There was one shocker, though, that I will get out of the way right up front before getting to the good stuff. My rental apartment at 903 South Abe Street (it is no longer there) did not have any laundry facilities, so that chore was done at a laundromat on West Beauregard Avenue. I was shocked to see a faded sign over one of its two water fountains that said “Whites Only.” Thankfully, times has changed!
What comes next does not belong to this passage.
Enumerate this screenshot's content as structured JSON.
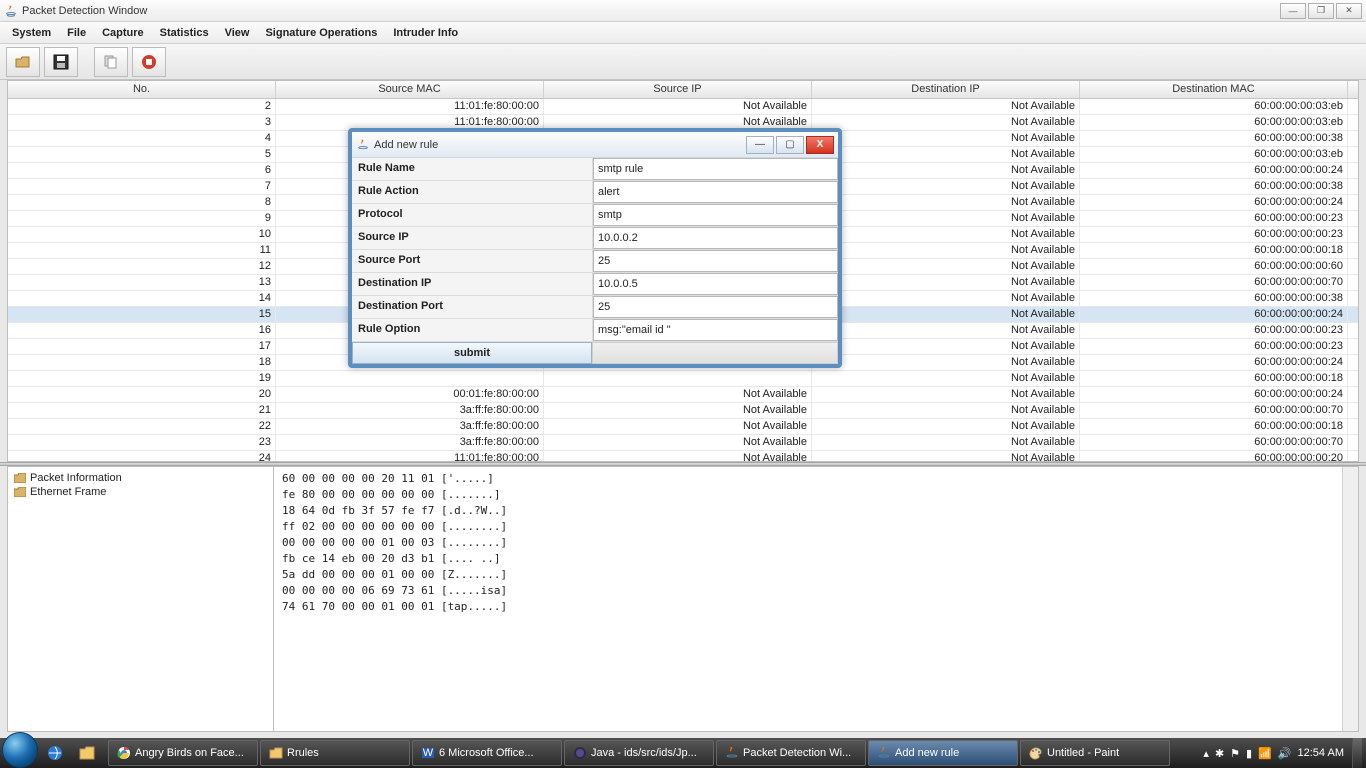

Now for the more pleasant memories. One of the things that made San Angelo so inexpensive was food. But before I get too far into that, there was something unique about the town: small drive-up grocery stores! Parking was in front of the stores which were recessed a bit from the streets. You would pull in and flash your lights to let the store know you were there. In far less than a minute, some young guy would come trotting out to ask what you wanted, go inside and return very shortly with your goods and a cash register receipt. After you paid, he would load the stuff in your car and hand you the receipt. You never left the car and were quickly back on the road. That is service!
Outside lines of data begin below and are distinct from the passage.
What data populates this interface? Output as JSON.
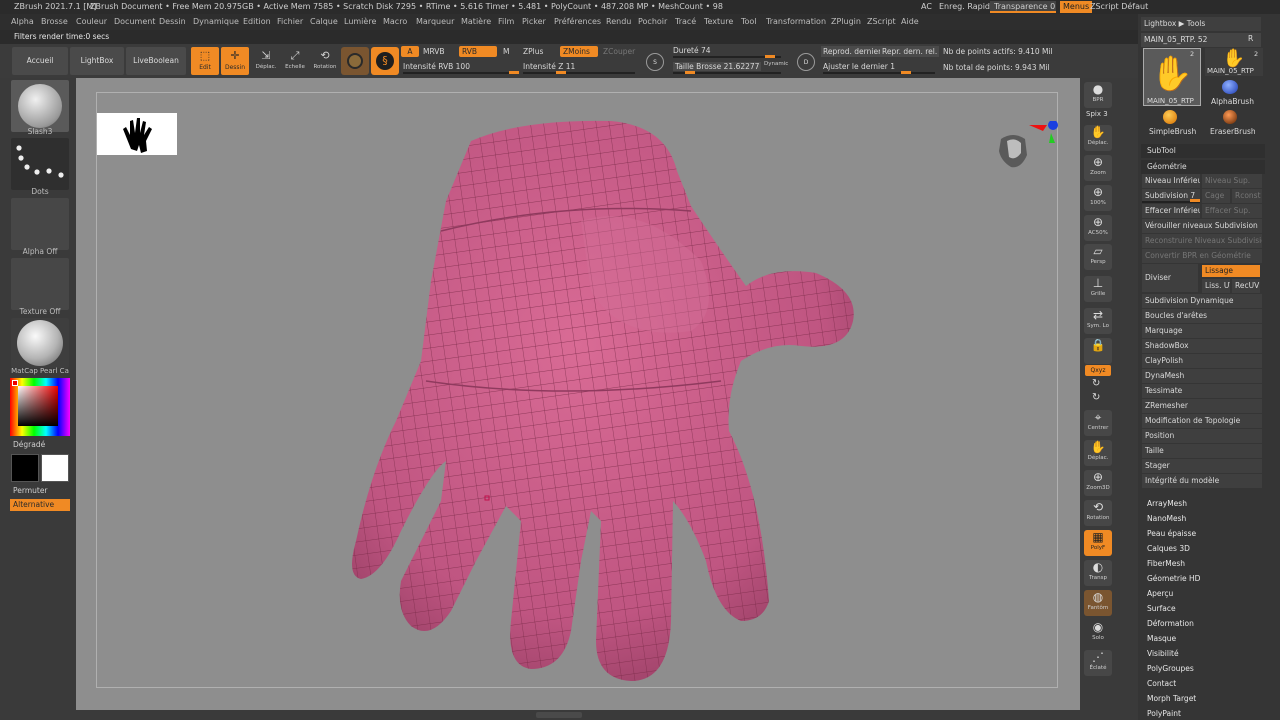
{
  "app": {
    "title": "ZBrush 2021.7.1 [M]",
    "document": "ZBrush Document",
    "stats": ". • Free Mem 20.975GB • Active Mem 7585 • Scratch Disk 7295 • RTime • 5.616 Timer • 5.481 • PolyCount • 487.208 MP • MeshCount • 98"
  },
  "titlebar_right": {
    "ac": "AC",
    "quicksave": "Enreg. Rapide",
    "transparency": "Transparence 0",
    "menus": "Menus",
    "zscript": "ZScript Défaut"
  },
  "menus": [
    "Alpha",
    "Brosse",
    "Couleur",
    "Document",
    "Dessin",
    "Dynamique",
    "Edition",
    "Fichier",
    "Calque",
    "Lumière",
    "Macro",
    "Marqueur",
    "Matière",
    "Film",
    "Picker",
    "Préférences",
    "Rendu",
    "Pochoir",
    "Tracé",
    "Texture",
    "Tool",
    "Transformation",
    "ZPlugin",
    "ZScript",
    "Aide"
  ],
  "filter": "Filters render time:0 secs",
  "toolbar": {
    "home": "Accueil",
    "lightbox": "LightBox",
    "liveboolean": "LiveBoolean",
    "edit": "Edit",
    "draw": "Dessin",
    "move": "Déplac.",
    "scale": "Echelle",
    "rotate": "Rotation",
    "a": "A",
    "mrvb": "MRVB",
    "rvb": "RVB",
    "m": "M",
    "rvb_intensity": "Intensité RVB 100",
    "zplus": "ZPlus",
    "zminus": "ZMoins",
    "zcut": "ZCouper",
    "z_intensity": "Intensité Z 11",
    "hardness": "Dureté 74",
    "brush_size": "Taille Brosse 21.62277",
    "dynamic": "Dynamic",
    "s": "S",
    "d": "D",
    "redo_last": "Reprod. dernier",
    "redo_last_rel": "Repr. dern. rel.",
    "adjust_last": "Ajuster le dernier 1",
    "active_points": "Nb de points actifs: 9.410 Mil",
    "total_points": "Nb total de points: 9.943 Mil"
  },
  "left_shelf": {
    "brush": "Slash3",
    "stroke": "Dots",
    "alpha": "Alpha Off",
    "texture": "Texture Off",
    "material": "MatCap Pearl Ca",
    "gradient": "Dégradé",
    "switch": "Permuter",
    "alternate": "Alternative"
  },
  "right_shelf": [
    {
      "icon": "bpr-icon",
      "glyph": "●",
      "label": "BPR"
    },
    {
      "icon": "move-icon",
      "glyph": "✋",
      "label": "Déplac."
    },
    {
      "icon": "zoom-icon",
      "glyph": "⊕",
      "label": "Zoom"
    },
    {
      "icon": "zoom100-icon",
      "glyph": "⊕",
      "label": "100%"
    },
    {
      "icon": "ac50-icon",
      "glyph": "⊕",
      "label": "AC50%"
    },
    {
      "icon": "persp-icon",
      "glyph": "▱",
      "label": "Persp"
    },
    {
      "icon": "floor-icon",
      "glyph": "⊥",
      "label": "Grille"
    },
    {
      "icon": "symlocal-icon",
      "glyph": "⇄",
      "label": "Sym. Lo"
    },
    {
      "icon": "lock-icon",
      "glyph": "🔒",
      "label": ""
    },
    {
      "icon": "xyz-icon",
      "glyph": "",
      "label": "Qxyz"
    },
    {
      "icon": "rotate-y-icon",
      "glyph": "↻",
      "label": ""
    },
    {
      "icon": "rotate-z-icon",
      "glyph": "↻",
      "label": ""
    },
    {
      "icon": "frame-icon",
      "glyph": "⌖",
      "label": "Centrer"
    },
    {
      "icon": "move2-icon",
      "glyph": "✋",
      "label": "Déplac."
    },
    {
      "icon": "zoom3d-icon",
      "glyph": "⊕",
      "label": "Zoom3D"
    },
    {
      "icon": "rotation-icon",
      "glyph": "⟲",
      "label": "Rotation"
    },
    {
      "icon": "polyframe-icon",
      "glyph": "▦",
      "label": "PolyF"
    },
    {
      "icon": "transp-icon",
      "glyph": "◐",
      "label": "Transp"
    },
    {
      "icon": "ghost-icon",
      "glyph": "◍",
      "label": "Fantôm"
    },
    {
      "icon": "solo-icon",
      "glyph": "◉",
      "label": "Solo"
    },
    {
      "icon": "xpose-icon",
      "glyph": "⋰",
      "label": "Éclaté"
    }
  ],
  "spix": "Spix 3",
  "right_panel": {
    "lightbox_tools": "Lightbox ▶ Tools",
    "tool_name": "MAIN_05_RTP. 52",
    "r": "R",
    "tool1": "MAIN_05_RTP",
    "tool2": "MAIN_05_RTP",
    "tool2_count": "2",
    "tool1_count": "2",
    "alphabrush": "AlphaBrush",
    "simplebrush": "SimpleBrush",
    "eraserbrush": "EraserBrush",
    "subtool": "SubTool",
    "geometry": "Géométrie",
    "lower_res": "Niveau Inférieur",
    "higher_res": "Niveau Sup.",
    "subdiv": "Subdivision 7",
    "cage": "Cage",
    "rconst": "Rconst",
    "del_lower": "Effacer Inférieur",
    "del_higher": "Effacer Sup.",
    "freeze": "Vérouiller niveaux Subdivision",
    "reconstruct": "Reconstruire Niveaux Subdivision",
    "convert_bpr": "Convertir BPR en Géométrie",
    "divide": "Diviser",
    "smooth": "Lissage",
    "smooth_uv": "Liss. UV",
    "recuv": "RecUV",
    "list": [
      "Subdivision Dynamique",
      "Boucles d'arêtes",
      "Marquage",
      "ShadowBox",
      "ClayPolish",
      "DynaMesh",
      "Tessimate",
      "ZRemesher",
      "Modification de Topologie",
      "Position",
      "Taille",
      "Stager",
      "Intégrité du modèle"
    ],
    "list2": [
      "ArrayMesh",
      "NanoMesh",
      "Peau épaisse",
      "Calques 3D",
      "FiberMesh",
      "Géometrie HD",
      "Aperçu",
      "Surface",
      "Déformation",
      "Masque",
      "Visibilité",
      "PolyGroupes",
      "Contact",
      "Morph Target",
      "PolyPaint"
    ]
  },
  "colors": {
    "accent": "#f08a24",
    "mesh": "#c4587f",
    "bg_viewport": "#8e8e8e"
  }
}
As for food, I generally went to the Goodfellow Air Force Base Commissary. However, for meat, I watched the newspaper ads for specials. Every week it seemed, some store offered 25 pounds of meat for $15. Yes, you read that right. It wasn’t a high-on-the-hog package, although there would usually be two sirloin or better steaks. The rest would be a nice beef roast, a whole chicken, maybe a couple of cube steaks, a bit of breakfast sausage, and lots of hamburger. It made life must tastier for low-ranking airmen with small paychecks.
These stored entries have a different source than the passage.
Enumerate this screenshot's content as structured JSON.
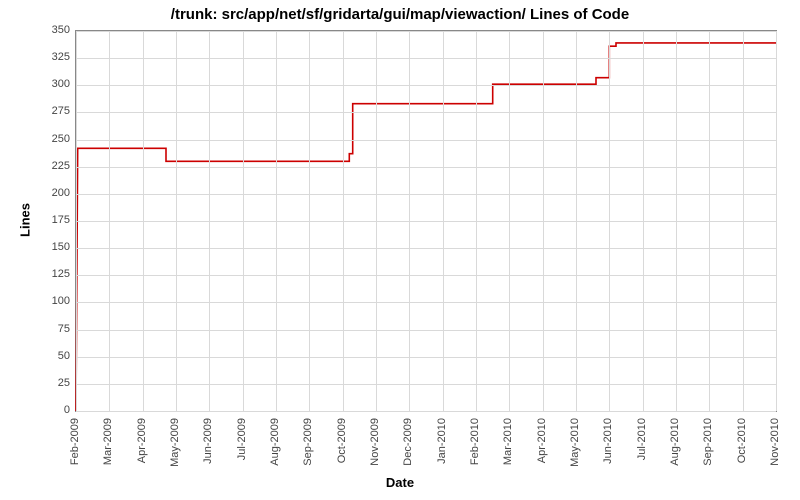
{
  "chart_data": {
    "type": "line",
    "title": "/trunk: src/app/net/sf/gridarta/gui/map/viewaction/ Lines of Code",
    "xlabel": "Date",
    "ylabel": "Lines",
    "ylim": [
      0,
      350
    ],
    "yticks": [
      0,
      25,
      50,
      75,
      100,
      125,
      150,
      175,
      200,
      225,
      250,
      275,
      300,
      325,
      350
    ],
    "categories": [
      "Feb-2009",
      "Mar-2009",
      "Apr-2009",
      "May-2009",
      "Jun-2009",
      "Jul-2009",
      "Aug-2009",
      "Sep-2009",
      "Oct-2009",
      "Nov-2009",
      "Dec-2009",
      "Jan-2010",
      "Feb-2010",
      "Mar-2010",
      "Apr-2010",
      "May-2010",
      "Jun-2010",
      "Jul-2010",
      "Aug-2010",
      "Sep-2010",
      "Oct-2010",
      "Nov-2010"
    ],
    "series": [
      {
        "name": "Lines of Code",
        "color": "#cc0000",
        "points": [
          {
            "x": "Feb-2009",
            "y": 0
          },
          {
            "x": "Feb-2009",
            "y": 242
          },
          {
            "x": "Apr-2009",
            "y": 242
          },
          {
            "x": "Apr-2009",
            "y": 230
          },
          {
            "x": "Oct-2009",
            "y": 230
          },
          {
            "x": "Oct-2009",
            "y": 237
          },
          {
            "x": "Oct-2009",
            "y": 283
          },
          {
            "x": "Feb-2010",
            "y": 283
          },
          {
            "x": "Feb-2010",
            "y": 301
          },
          {
            "x": "May-2010",
            "y": 301
          },
          {
            "x": "May-2010",
            "y": 307
          },
          {
            "x": "Jun-2010",
            "y": 307
          },
          {
            "x": "Jun-2010",
            "y": 336
          },
          {
            "x": "Jun-2010",
            "y": 339
          },
          {
            "x": "Nov-2010",
            "y": 339
          }
        ]
      }
    ],
    "extra_steps": {
      "apr2009_frac": 0.7,
      "oct2009_frac": 0.2,
      "feb2010_frac": 0.5,
      "may2010_frac": 0.6,
      "jun2010_frac": 0.0,
      "jun2010b_frac": 0.2
    }
  }
}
A few blocks east from my apartment located on West Washington Drive was a Hostess Bakery outlet that featured day-old goods. That was the source of bread and hamburger buns and the solace for my pastry cravings.
Restaurants, too, were reasonable. One of my favorites was a place on West Beauregard where it turned into Sherwood Way that featured Broasted Chicken. To learn about “broasting,” check out this article. There are only two places in the world where I have had chicken as good: a small tavern in Nea Filadelfia, Greece (a bedroom community for Athens) that did chicken on a spit over coals, and in a small dive (I no longer recall its name) in what is now Songtan City, outside Osan Air Base, Korea.
As for steaks, my uncle recommended a place on Sherwood Way. He suggested that for people on a tight budget, to ask for Kansas City steak for two – and a doggie bag. He was right, the meal was excellent and included a salad and baked potato along with more KC steak than could be eaten at one sitting. I went back another time with a bit more money to get a porterhouse for sharing. That steak was too huge to fit completely on a large steak platter – but we managed to finish that one off at the restaurant.
All in all, Goodfellow and San Angelo were easy living!